L’ayant ramenée dans la vaste salle, elle retira sa vaisselle des placards pratiqués dans les murailles. Avec un certain orgueil, Malki, qui suivait, pieds nus, Fatima, lui montra les dernières jarres cuites d’un beau rouge, destinées à contenir l’huile. Plusieurs « tabakilt, » et tous de taille respectable, furent placés sous les yeux jaloux de Fatima, qui touchait ces plats de bois en murmurant :

— Autant de couscous que vous fassiez, ils ne pourront pas être tous utilisés.

Roua et sa belle-mère protestèrent qu’aucun ne chômait, pas plus que les « aïdour, » ces pichets qui servaient à désaltérer les mangeurs de semoule. Orgueilleuse, Malki fit remarquer comment les anses de ses aïdour venaient s’incorporer au flanc du vase comme la liane autour de l’arbre. Ainsi que toutes les femmes kabyles, Fatima savait fabriquer un pot ; elle goûta l’adresse de Malki.

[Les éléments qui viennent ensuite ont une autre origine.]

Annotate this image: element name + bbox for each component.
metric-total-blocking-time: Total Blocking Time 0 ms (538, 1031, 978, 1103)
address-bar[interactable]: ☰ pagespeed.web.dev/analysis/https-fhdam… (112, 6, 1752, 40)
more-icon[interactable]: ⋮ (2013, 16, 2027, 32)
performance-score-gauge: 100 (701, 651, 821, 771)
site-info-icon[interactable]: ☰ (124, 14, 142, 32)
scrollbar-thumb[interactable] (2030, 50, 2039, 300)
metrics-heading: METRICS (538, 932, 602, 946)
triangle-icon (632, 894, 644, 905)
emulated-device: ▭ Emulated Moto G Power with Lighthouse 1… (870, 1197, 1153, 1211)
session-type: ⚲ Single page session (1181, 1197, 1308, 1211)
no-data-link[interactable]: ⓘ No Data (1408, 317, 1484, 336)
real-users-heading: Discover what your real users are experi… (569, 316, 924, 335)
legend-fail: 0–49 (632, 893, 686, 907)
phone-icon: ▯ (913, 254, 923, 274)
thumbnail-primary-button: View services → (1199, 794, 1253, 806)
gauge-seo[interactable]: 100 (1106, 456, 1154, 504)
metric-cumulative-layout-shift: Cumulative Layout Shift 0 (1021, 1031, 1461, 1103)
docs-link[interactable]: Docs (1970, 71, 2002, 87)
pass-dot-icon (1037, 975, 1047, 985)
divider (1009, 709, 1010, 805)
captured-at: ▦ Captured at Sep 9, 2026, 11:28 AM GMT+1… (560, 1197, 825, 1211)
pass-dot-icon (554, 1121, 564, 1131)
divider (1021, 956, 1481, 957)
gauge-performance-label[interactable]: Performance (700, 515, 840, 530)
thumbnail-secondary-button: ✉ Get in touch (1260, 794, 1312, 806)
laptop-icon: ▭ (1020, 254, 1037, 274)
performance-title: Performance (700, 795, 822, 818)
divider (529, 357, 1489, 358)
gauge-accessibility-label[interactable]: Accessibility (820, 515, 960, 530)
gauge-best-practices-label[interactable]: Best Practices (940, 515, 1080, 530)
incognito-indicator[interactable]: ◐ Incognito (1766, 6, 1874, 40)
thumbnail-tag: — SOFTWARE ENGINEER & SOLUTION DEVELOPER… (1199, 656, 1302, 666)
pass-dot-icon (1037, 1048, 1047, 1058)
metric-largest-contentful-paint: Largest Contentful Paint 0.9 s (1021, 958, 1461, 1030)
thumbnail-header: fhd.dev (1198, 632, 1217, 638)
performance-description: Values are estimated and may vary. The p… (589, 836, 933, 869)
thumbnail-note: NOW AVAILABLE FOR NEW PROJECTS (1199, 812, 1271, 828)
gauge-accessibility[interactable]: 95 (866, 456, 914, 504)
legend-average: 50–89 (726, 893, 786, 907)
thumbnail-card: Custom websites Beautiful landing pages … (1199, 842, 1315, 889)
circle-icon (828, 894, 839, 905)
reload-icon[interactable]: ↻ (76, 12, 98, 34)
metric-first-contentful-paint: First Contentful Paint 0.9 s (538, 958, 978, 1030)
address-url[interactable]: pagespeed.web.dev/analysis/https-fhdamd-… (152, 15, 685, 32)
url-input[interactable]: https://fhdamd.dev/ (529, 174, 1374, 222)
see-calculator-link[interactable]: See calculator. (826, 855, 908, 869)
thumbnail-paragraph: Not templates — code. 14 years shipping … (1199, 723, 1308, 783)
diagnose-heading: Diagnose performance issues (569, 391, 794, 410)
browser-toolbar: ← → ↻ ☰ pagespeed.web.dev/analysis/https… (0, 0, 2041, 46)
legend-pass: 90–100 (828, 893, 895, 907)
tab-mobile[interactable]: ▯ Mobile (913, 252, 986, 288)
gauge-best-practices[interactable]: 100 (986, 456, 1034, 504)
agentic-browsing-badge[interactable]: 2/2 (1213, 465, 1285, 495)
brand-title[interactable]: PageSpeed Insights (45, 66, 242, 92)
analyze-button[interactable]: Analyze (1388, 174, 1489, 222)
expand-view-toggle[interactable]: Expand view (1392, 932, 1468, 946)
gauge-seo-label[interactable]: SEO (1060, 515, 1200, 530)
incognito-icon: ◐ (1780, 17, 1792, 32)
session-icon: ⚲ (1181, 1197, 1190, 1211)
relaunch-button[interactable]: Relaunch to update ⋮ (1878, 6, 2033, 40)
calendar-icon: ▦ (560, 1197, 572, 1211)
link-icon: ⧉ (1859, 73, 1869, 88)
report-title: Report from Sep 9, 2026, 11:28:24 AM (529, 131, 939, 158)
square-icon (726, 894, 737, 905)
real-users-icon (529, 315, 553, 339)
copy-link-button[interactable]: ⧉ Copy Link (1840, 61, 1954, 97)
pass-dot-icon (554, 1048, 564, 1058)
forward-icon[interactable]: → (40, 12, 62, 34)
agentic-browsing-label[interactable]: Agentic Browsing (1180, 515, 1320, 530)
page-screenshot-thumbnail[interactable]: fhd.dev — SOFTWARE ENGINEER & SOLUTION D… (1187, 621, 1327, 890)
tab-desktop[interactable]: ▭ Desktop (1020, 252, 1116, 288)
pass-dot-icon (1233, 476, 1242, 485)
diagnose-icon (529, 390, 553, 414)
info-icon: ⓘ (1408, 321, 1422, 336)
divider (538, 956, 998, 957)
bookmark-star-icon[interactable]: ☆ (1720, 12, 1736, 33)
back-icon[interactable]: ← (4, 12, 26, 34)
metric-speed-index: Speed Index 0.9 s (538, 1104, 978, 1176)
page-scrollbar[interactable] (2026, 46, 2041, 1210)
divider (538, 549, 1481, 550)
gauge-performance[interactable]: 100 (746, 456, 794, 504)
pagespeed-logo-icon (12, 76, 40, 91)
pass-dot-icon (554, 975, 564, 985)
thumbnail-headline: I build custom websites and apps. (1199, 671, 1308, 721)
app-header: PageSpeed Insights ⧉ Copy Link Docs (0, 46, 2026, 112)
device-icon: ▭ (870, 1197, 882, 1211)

— Toi, tu ne reproduis pas toujours les formes anciennes comme nous autres, lui dit-elle. Tu inventes.

— Au commencement des temps, répondit la mère de Daroul, il fallut bien que les premières Kabyles créassent des modèles pour qu’ils fussent offerts en exemple. Vous autres copiez depuis les siècles des siècles ; moi, je prépare les vases que nos descendantes imiteront. Comprends-tu ?

La grosse Roua rit lourdement, car elle ne comprenait guère ces paroles, et cette belle-mère trop intelligente, juge de ses actions puériles, lui déplaisait. Malki l’ayant regardée sévèrement, Roua s’accroupit pour se donner contenance et commença de tourner la petite meule de son moulin à main. Au milieu de la pierre supérieure, elle introduisit une poignée de grain par l’ouverture réservée à cet usage.

Malki considérait sa bru avec mépris ; puis, la dédaignant, elle attira les lampes à trois et cinq becs, au riche décor rouge et noir de sa façon. L’une d’elles, patinée par l’âge, noircie par la fumée des mèches, parut vénérable à Fatima, qui l’éleva à bout de bras et marcha rapidement.